The BSE Sensex soared by 2,622 points, or 3.5 percent, reaching an all-time high of 76,583 points. Simultaneously, the NSE Nifty50 climbed 807 points, hitting 23,337 points. Every stock on the Sensex was in the green, led by gains in Power Grid, L&T, NTPC, SBI, Axis Bank, M&M, ICICI Bank, and Ultratech Cement, which rose between 3 percent and 7 percent.
In broader markets, the Nifty SmallCap index increased by 2.73 percent, while the MidCap index jumped by 2.5 percent. Sector-wise, the rally was broad-based, with the Nifty PSU Bank index up 5 percent, Nifty Realty up 4 percent, and Nifty Bank up 3 percent.
Among individual stocks, Adani Ports, Shriram Finance, and Power Grid were top performers in early trade, each rising between 6 percent and 9 percent.

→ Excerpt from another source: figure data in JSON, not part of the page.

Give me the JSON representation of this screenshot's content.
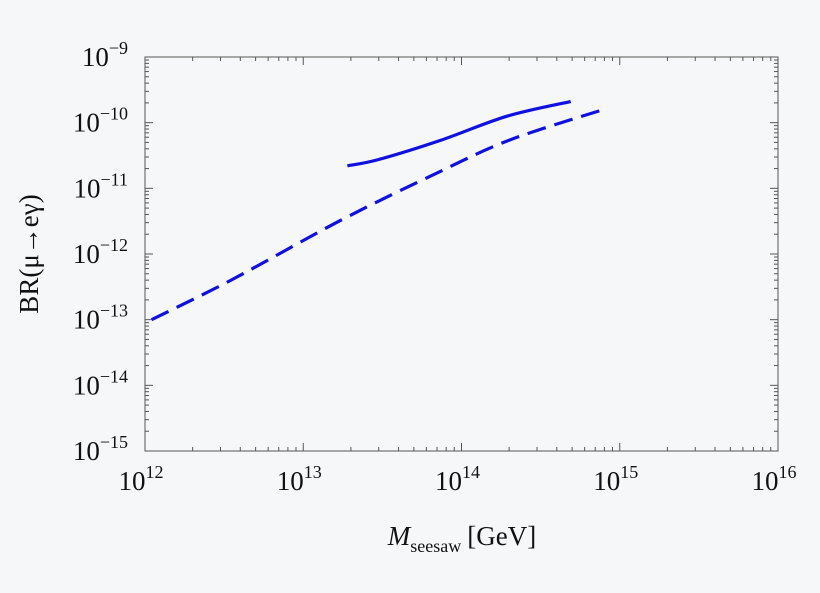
{
  "chart_data": {
    "type": "line",
    "title": "",
    "xlabel_main": "M",
    "xlabel_sub": "seesaw",
    "xlabel_unit": "[GeV]",
    "ylabel": "BR(μ→eγ)",
    "xscale": "log",
    "yscale": "log",
    "xlim": [
      1000000000000.0,
      1e+16
    ],
    "ylim": [
      1e-15,
      1e-09
    ],
    "x_ticks": [
      {
        "base": "10",
        "exp": "12",
        "value": 1000000000000.0
      },
      {
        "base": "10",
        "exp": "13",
        "value": 10000000000000.0
      },
      {
        "base": "10",
        "exp": "14",
        "value": 100000000000000.0
      },
      {
        "base": "10",
        "exp": "15",
        "value": 1000000000000000.0
      },
      {
        "base": "10",
        "exp": "16",
        "value": 1e+16
      }
    ],
    "y_ticks": [
      {
        "base": "10",
        "exp": "−15",
        "value": 1e-15
      },
      {
        "base": "10",
        "exp": "−14",
        "value": 1e-14
      },
      {
        "base": "10",
        "exp": "−13",
        "value": 1e-13
      },
      {
        "base": "10",
        "exp": "−12",
        "value": 1e-12
      },
      {
        "base": "10",
        "exp": "−11",
        "value": 1e-11
      },
      {
        "base": "10",
        "exp": "−10",
        "value": 1e-10
      },
      {
        "base": "10",
        "exp": "−9",
        "value": 1e-09
      }
    ],
    "grid": false,
    "series": [
      {
        "style": "solid",
        "color": "#1010e0",
        "x": [
          19000000000000.0,
          30000000000000.0,
          74000000000000.0,
          195000000000000.0,
          490000000000000.0
        ],
        "y": [
          2.2e-11,
          2.75e-11,
          5.4e-11,
          1.26e-10,
          2.1e-10
        ]
      },
      {
        "style": "dashed",
        "color": "#1010e0",
        "x": [
          1100000000000.0,
          3500000000000.0,
          17000000000000.0,
          66000000000000.0,
          200000000000000.0,
          800000000000000.0
        ],
        "y": [
          1e-13,
          4e-13,
          3.2e-12,
          1.6e-11,
          5.4e-11,
          1.6e-10
        ]
      }
    ]
  }
}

Shares of Adani Ports surged nearly 9 percent after its subsidiary, Adani International Ports Holdings Pte Ltd (AIPH), signed a 30-year concession agreement with the Tanzania Ports Authority to manage Container Terminal 2 at the Dar es Salaam Port in Tanzania.

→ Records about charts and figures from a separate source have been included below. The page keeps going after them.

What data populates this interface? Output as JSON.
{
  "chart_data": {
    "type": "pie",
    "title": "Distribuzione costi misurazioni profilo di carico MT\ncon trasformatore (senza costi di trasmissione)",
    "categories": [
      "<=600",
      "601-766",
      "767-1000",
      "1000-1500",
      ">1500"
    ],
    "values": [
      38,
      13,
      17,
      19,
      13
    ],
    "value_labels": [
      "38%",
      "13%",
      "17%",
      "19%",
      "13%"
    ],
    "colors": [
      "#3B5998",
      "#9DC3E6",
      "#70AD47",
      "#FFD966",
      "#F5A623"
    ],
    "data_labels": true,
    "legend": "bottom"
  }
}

Experts predict that market volatility seen in May will subside following the announcement of the election results on June 4. “Our markets are expected to be vulnerable until the election outcome, and volatility is likely to remain high during this time,” News18 quoted Sameet Chavan, Head of Research, Technical and Derivative at Angel One as saying. As of 9:17 am, India VIX was down 17 percent at 20.6.
Analysts suggest that post-election, the market’s focus will shift to the new government’s first 100 days and the upcoming union budget. Deven Mehata, Research Analyst at Choice Broking, told the organisation, “After a huge gap up opening, Nifty can find support at 23,200 followed by 23,100 and 23,000. On the higher side, 23,650 can be an immediate resistance, followed by 23,700 and 23,800.”

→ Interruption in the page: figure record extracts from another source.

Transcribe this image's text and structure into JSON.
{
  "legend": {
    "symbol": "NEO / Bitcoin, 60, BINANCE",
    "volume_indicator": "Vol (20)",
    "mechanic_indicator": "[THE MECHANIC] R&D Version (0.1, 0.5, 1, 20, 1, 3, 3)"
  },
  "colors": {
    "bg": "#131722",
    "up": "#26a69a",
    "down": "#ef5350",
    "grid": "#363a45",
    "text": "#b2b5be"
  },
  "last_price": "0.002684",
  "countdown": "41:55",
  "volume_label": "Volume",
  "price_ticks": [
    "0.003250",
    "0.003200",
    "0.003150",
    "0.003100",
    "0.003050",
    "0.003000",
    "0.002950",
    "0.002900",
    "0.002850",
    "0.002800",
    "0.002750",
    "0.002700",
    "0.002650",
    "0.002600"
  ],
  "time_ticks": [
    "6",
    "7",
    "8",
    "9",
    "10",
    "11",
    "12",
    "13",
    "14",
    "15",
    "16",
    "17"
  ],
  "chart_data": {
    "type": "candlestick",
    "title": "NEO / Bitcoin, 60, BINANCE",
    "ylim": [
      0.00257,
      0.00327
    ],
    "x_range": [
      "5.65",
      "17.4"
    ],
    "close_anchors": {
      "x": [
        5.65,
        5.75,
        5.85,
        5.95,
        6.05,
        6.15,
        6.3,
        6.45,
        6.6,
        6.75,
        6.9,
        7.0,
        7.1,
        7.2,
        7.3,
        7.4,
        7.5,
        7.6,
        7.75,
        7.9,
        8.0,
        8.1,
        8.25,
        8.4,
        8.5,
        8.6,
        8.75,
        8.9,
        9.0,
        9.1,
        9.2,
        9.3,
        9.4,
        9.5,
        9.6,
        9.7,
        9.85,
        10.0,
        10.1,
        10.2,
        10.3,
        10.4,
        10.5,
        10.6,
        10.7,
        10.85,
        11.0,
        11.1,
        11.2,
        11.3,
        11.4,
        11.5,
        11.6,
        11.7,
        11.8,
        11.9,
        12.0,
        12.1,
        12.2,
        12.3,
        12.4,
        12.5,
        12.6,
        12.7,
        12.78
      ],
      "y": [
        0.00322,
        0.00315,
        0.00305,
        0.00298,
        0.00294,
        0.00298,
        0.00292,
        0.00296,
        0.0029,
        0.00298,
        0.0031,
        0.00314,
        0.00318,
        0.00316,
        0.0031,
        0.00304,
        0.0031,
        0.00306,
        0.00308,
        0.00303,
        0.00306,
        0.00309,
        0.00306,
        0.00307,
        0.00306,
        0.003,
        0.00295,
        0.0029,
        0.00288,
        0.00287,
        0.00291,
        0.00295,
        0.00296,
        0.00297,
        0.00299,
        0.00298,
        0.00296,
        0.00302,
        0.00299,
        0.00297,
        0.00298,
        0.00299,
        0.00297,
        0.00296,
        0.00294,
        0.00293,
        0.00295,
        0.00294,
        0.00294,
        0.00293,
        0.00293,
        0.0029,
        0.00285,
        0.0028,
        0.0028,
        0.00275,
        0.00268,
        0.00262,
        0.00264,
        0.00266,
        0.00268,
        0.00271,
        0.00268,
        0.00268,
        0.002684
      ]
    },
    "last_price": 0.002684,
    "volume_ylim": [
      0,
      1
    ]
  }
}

Dr. V K Vijayakumar, Chief Investment Strategist at Geojit Financial Services, noted, “Fundamentals, technicals, and sentiments turning favorable at the same time is rare in the market. This is what has happened now. The market went into the big event, elections, very light with Nifty correcting around 600 points from the May highs. Profit booking also happened on a large scale. The short position in the market also is high. All these are going to change dramatically. DIIs, HNIs, and retail are all going to turn buyers. Short-covering can add to the momentum.”
The recent GDP figures, which showed an 8.2 percent growth, exceeded expectations and are expected to provide fundamental support to the market. Additionally, S&P’s upward revision of India’s rating outlook is seen as a positive development.